Wednesday, 9 November 2011
I’d been planning to write something else, but was wide awake at 3am thinking about my visit to Godrevy last week and emotions. This is not a post about grief, but about those emotions that we all have. Love, hatred, desire, jealousy, to name but a few of the stronger ones.
Being oversensitive, I’ve always been swallowed up by my emotions. They’ve tended to rule my life, like a greedy dictator, so I always ran from them. When Pip was very ill, and it latterly became clear that he wouldn’t make it, I was terrified, not least because I’d watched my mother endure my father’s death at a similar age.
But after he died, and I wept my way through those early days, I began to realize that grief is not to be feared: it is nature’s way of helping us deal with loss. Instead of running from it, I took a deep breath, as if I was diving underwater, and swam into it.
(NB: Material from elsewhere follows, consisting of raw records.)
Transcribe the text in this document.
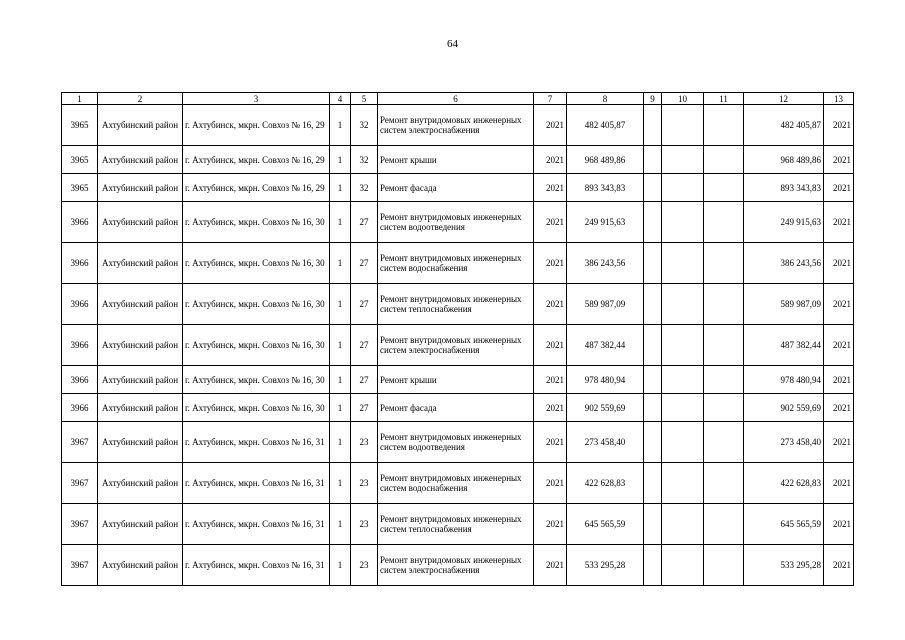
64
1	2	3	4	5	6	7	8	9	10	11	12	13
3965	Ахтубинский район	г. Ахтубинск, мкрн. Совхоз № 16, 29	1	32	Ремонт внутридомовых инженерных систем электроснабжения	2021	482 405,87				482 405,87	2021
3965	Ахтубинский район	г. Ахтубинск, мкрн. Совхоз № 16, 29	1	32	Ремонт крыши	2021	968 489,86				968 489,86	2021
3965	Ахтубинский район	г. Ахтубинск, мкрн. Совхоз № 16, 29	1	32	Ремонт фасада	2021	893 343,83				893 343,83	2021
3966	Ахтубинский район	г. Ахтубинск, мкрн. Совхоз № 16, 30	1	27	Ремонт внутридомовых инженерных систем водоотведения	2021	249 915,63				249 915,63	2021
3966	Ахтубинский район	г. Ахтубинск, мкрн. Совхоз № 16, 30	1	27	Ремонт внутридомовых инженерных систем водоснабжения	2021	386 243,56				386 243,56	2021
3966	Ахтубинский район	г. Ахтубинск, мкрн. Совхоз № 16, 30	1	27	Ремонт внутридомовых инженерных систем теплоснабжения	2021	589 987,09				589 987,09	2021
3966	Ахтубинский район	г. Ахтубинск, мкрн. Совхоз № 16, 30	1	27	Ремонт внутридомовых инженерных систем электроснабжения	2021	487 382,44				487 382,44	2021
3966	Ахтубинский район	г. Ахтубинск, мкрн. Совхоз № 16, 30	1	27	Ремонт крыши	2021	978 480,94				978 480,94	2021
3966	Ахтубинский район	г. Ахтубинск, мкрн. Совхоз № 16, 30	1	27	Ремонт фасада	2021	902 559,69				902 559,69	2021
3967	Ахтубинский район	г. Ахтубинск, мкрн. Совхоз № 16, 31	1	23	Ремонт внутридомовых инженерных систем водоотведения	2021	273 458,40				273 458,40	2021
3967	Ахтубинский район	г. Ахтубинск, мкрн. Совхоз № 16, 31	1	23	Ремонт внутридомовых инженерных систем водоснабжения	2021	422 628,83				422 628,83	2021
3967	Ахтубинский район	г. Ахтубинск, мкрн. Совхоз № 16, 31	1	23	Ремонт внутридомовых инженерных систем теплоснабжения	2021	645 565,59				645 565,59	2021
3967	Ахтубинский район	г. Ахтубинск, мкрн. Совхоз № 16, 31	1	23	Ремонт внутридомовых инженерных систем электроснабжения	2021	533 295,28				533 295,28	2021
To my surprise, it was much easier to deal with loss head on.
It is so easy to be overwhelmed by these rollercoasters of feelings that we all have. Some are marvellous and catapult us joyously into the air, so we soar like seagulls. Some fill us with a steady, contented glow. Others leave us stranded and gasping on a lonely beach. I see emotions as being like the sea: they need to be respected. If we can befriend our feelings we can enjoy them and make the most of them, instead of being frightened by them.
In my case I write about them. (The happy ones too.) I sing about them. Or, like the wave above, take pictures of them. Others – who are more visual - may paint, draw or sculpt them. Some dance them (though I only tend to do that after too much wine these days). I find the important thing is to do something with them, and remember that life has crap times and much better ones.
Joy often comes suddenly, as it has recently. An unexpected phone call. A spontaneous visit to the beach when the tide’s out and the surf’s up. A clear sunny day. An email from an old friend.
Over the past few weeks I’ve noticed a fleeting feeling - as if I’m sitting on a sun dappled lawn. Or basking in front of a fire. A sensation of inner warmth.
I wondered what it was at first. And then I remembered. It’s little sparks of happiness.